Etim, now 55 and an urban and environmental planning consultant, finally had the chance to thank the teacher he credits with helping change his life. After high school, Etim became licensed to teach English literature and geography. He moved with his family to America in 1982 and later earned a Master’s degree in Urban/Environmental Planning. Three years ago, Etim’s daughter returned to Africa as a Peace Corps volunteer in Conakry, Guinea.
|Etim Etim and Ron Raphael catch up at their reunion.|
According to Etim, “The Peace Corps has given me so much. How do I say thank you for changing my life and giving me inspiration? It is all a bit overwhelming. At first, I was quite nervous when my daughter, Blessing, told me of her interest of serving in the Peace Corps. I suppose that’s only natural for a father. However, I reflected on the importance of work that the Peace Corps does and the tremendous impact volunteers, like Mr. Raphael, can have on the people they touch. I am so proud that Blessing became a Peace Corps volunteer. In fact, I hope to become one, too.”
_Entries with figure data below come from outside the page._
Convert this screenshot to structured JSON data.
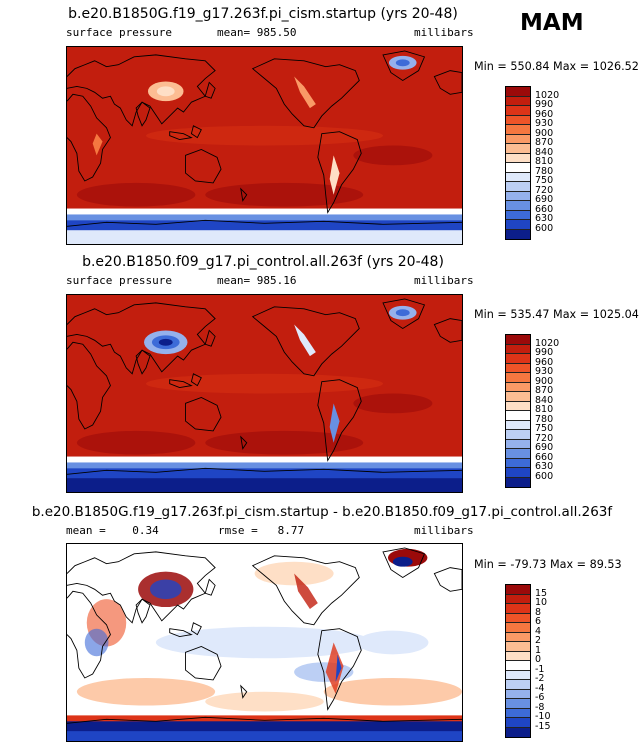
{
  "season": "MAM",
  "chart_data": [
    {
      "type": "heatmap",
      "title": "b.e20.B1850G.f19_g17.263f.pi_cism.startup (yrs 20-48)",
      "variable_label": "surface pressure",
      "stat_label": "mean=",
      "stat_value": "985.50",
      "units": "millibars",
      "min_max": "Min = 550.84 Max = 1026.52",
      "colorbar_levels": [
        "1020",
        "990",
        "960",
        "930",
        "900",
        "870",
        "840",
        "810",
        "780",
        "750",
        "720",
        "690",
        "660",
        "630",
        "600"
      ],
      "colorbar_colors": [
        "#9b0a0a",
        "#c21e0e",
        "#dd3418",
        "#ee5428",
        "#f57740",
        "#fa9a66",
        "#fcbd93",
        "#fedfc6",
        "#ffffff",
        "#dfe9fb",
        "#bccff4",
        "#95b1ec",
        "#6890e2",
        "#3d6bd8",
        "#1f45c4",
        "#0c1e8a"
      ]
    },
    {
      "type": "heatmap",
      "title": "b.e20.B1850.f09_g17.pi_control.all.263f (yrs 20-48)",
      "variable_label": "surface pressure",
      "stat_label": "mean=",
      "stat_value": "985.16",
      "units": "millibars",
      "min_max": "Min = 535.47 Max = 1025.04",
      "colorbar_levels": [
        "1020",
        "990",
        "960",
        "930",
        "900",
        "870",
        "840",
        "810",
        "780",
        "750",
        "720",
        "690",
        "660",
        "630",
        "600"
      ],
      "colorbar_colors": [
        "#9b0a0a",
        "#c21e0e",
        "#dd3418",
        "#ee5428",
        "#f57740",
        "#fa9a66",
        "#fcbd93",
        "#fedfc6",
        "#ffffff",
        "#dfe9fb",
        "#bccff4",
        "#95b1ec",
        "#6890e2",
        "#3d6bd8",
        "#1f45c4",
        "#0c1e8a"
      ]
    },
    {
      "type": "heatmap",
      "title": "b.e20.B1850G.f19_g17.263f.pi_cism.startup - b.e20.B1850.f09_g17.pi_control.all.263f",
      "mean_label": "mean =",
      "mean_value": "0.34",
      "rmse_label": "rmse =",
      "rmse_value": "8.77",
      "units": "millibars",
      "min_max": "Min = -79.73 Max =  89.53",
      "colorbar_levels": [
        "15",
        "10",
        "8",
        "6",
        "4",
        "2",
        "1",
        "0",
        "-1",
        "-2",
        "-4",
        "-6",
        "-8",
        "-10",
        "-15"
      ],
      "colorbar_colors": [
        "#9b0a0a",
        "#c21e0e",
        "#dd3418",
        "#ee5428",
        "#f57740",
        "#fa9a66",
        "#fcbd93",
        "#fedfc6",
        "#ffffff",
        "#dfe9fb",
        "#bccff4",
        "#95b1ec",
        "#6890e2",
        "#3d6bd8",
        "#1f45c4",
        "#0c1e8a"
      ]
    }
  ]
}
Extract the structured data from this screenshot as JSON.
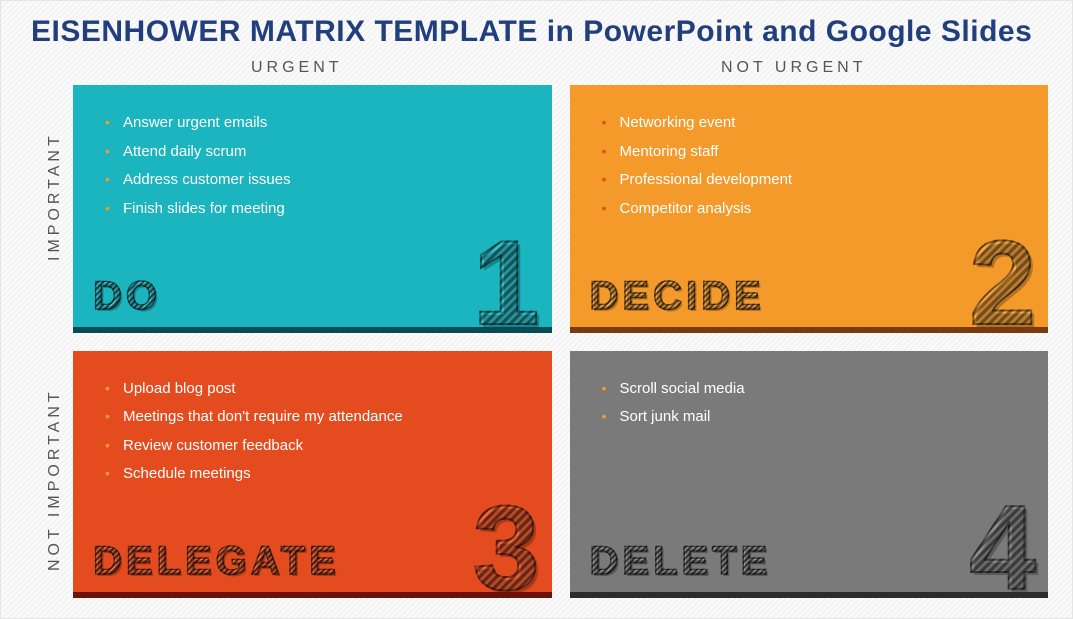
{
  "title": "EISENHOWER MATRIX TEMPLATE in PowerPoint and Google Slides",
  "axes": {
    "colLeft": "URGENT",
    "colRight": "NOT URGENT",
    "rowTop": "IMPORTANT",
    "rowBottom": "NOT IMPORTANT"
  },
  "quadrants": [
    {
      "key": "do",
      "label": "DO",
      "number": "1",
      "bg": "#1ab5bf",
      "underline": "#0b4a55",
      "bullet": "#f39a2b",
      "items": [
        "Answer urgent emails",
        "Attend daily scrum",
        "Address customer issues",
        "Finish slides for meeting"
      ]
    },
    {
      "key": "decide",
      "label": "DECIDE",
      "number": "2",
      "bg": "#f39a2b",
      "underline": "#7a3a0f",
      "bullet": "#e44c1f",
      "items": [
        "Networking event",
        "Mentoring staff",
        "Professional development",
        "Competitor analysis"
      ]
    },
    {
      "key": "delegate",
      "label": "DELEGATE",
      "number": "3",
      "bg": "#e44c1f",
      "underline": "#6d1208",
      "bullet": "#f39a2b",
      "items": [
        "Upload blog post",
        "Meetings that don't require my attendance",
        "Review customer feedback",
        "Schedule meetings"
      ]
    },
    {
      "key": "delete",
      "label": "DELETE",
      "number": "4",
      "bg": "#7a7a7a",
      "underline": "#2c2c2c",
      "bullet": "#f39a2b",
      "items": [
        "Scroll social media",
        "Sort junk mail"
      ]
    }
  ]
}
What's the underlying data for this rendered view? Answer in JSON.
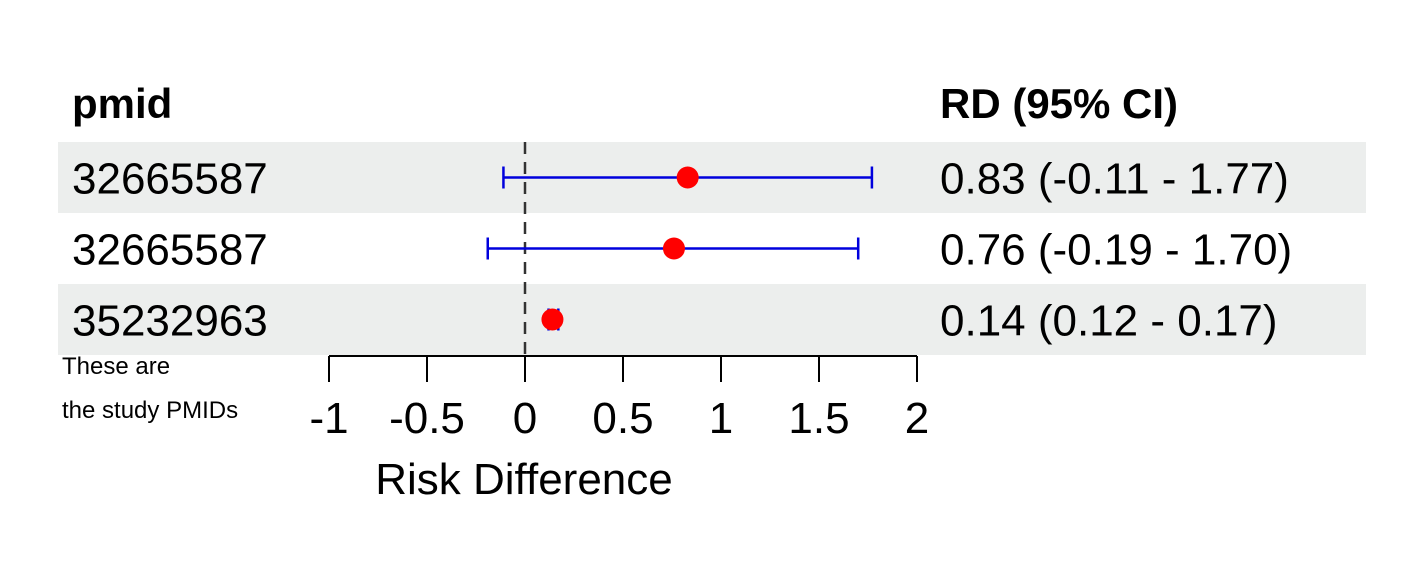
{
  "chart_data": {
    "type": "forest",
    "columns": {
      "left_header": "pmid",
      "right_header": "RD (95% CI)"
    },
    "rows": [
      {
        "pmid": "32665587",
        "estimate": 0.83,
        "lower": -0.11,
        "upper": 1.77,
        "label": "0.83 (-0.11 - 1.77)"
      },
      {
        "pmid": "32665587",
        "estimate": 0.76,
        "lower": -0.19,
        "upper": 1.7,
        "label": "0.76 (-0.19 - 1.70)"
      },
      {
        "pmid": "35232963",
        "estimate": 0.14,
        "lower": 0.12,
        "upper": 0.17,
        "label": "0.14 (0.12 - 0.17)"
      }
    ],
    "xlim": [
      -1,
      2
    ],
    "xticks": [
      -1,
      -0.5,
      0,
      0.5,
      1,
      1.5,
      2
    ],
    "xtick_labels": [
      "-1",
      "-0.5",
      "0",
      "0.5",
      "1",
      "1.5",
      "2"
    ],
    "xlabel": "Risk Difference",
    "reference_line": 0,
    "footnote": [
      "These are",
      "the study PMIDs"
    ],
    "colors": {
      "point": "#ff0000",
      "ci_line": "#0000dd",
      "row_shade": "#eceeed",
      "reference": "#333333"
    }
  }
}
When Etim arrived in America 21 years ago, he began his search for his former Peace Corps mentor. Only recently, after attending a Peace Corps focus group and telling his story about the Peace Corps volunteer who changed his life, Peace Corps staff were able to locate Raphael – living just miles away from Etim.
Nigeria was one of the first countries to receive Peace Corps volunteers in 1961. When the program closed in 1995, a total of 2,523 Peace Corps volunteers had served the African nation. Volunteers worked in the areas of health, education, rural community development, and practical agriculture. Particular projects included assisting Nigeria in developing a national athletic program and working in guinea worm eradication.
Since 1961, more than 168,000 Volunteers have served in the Peace Corps, working in such diverse fields as education, health and HIV/AIDS education, information technology, business development, the environment, and agriculture. Peace Corps Volunteers must be U.S. citizens and at least 18 years of age. Peace Corps service is a two-year commitment.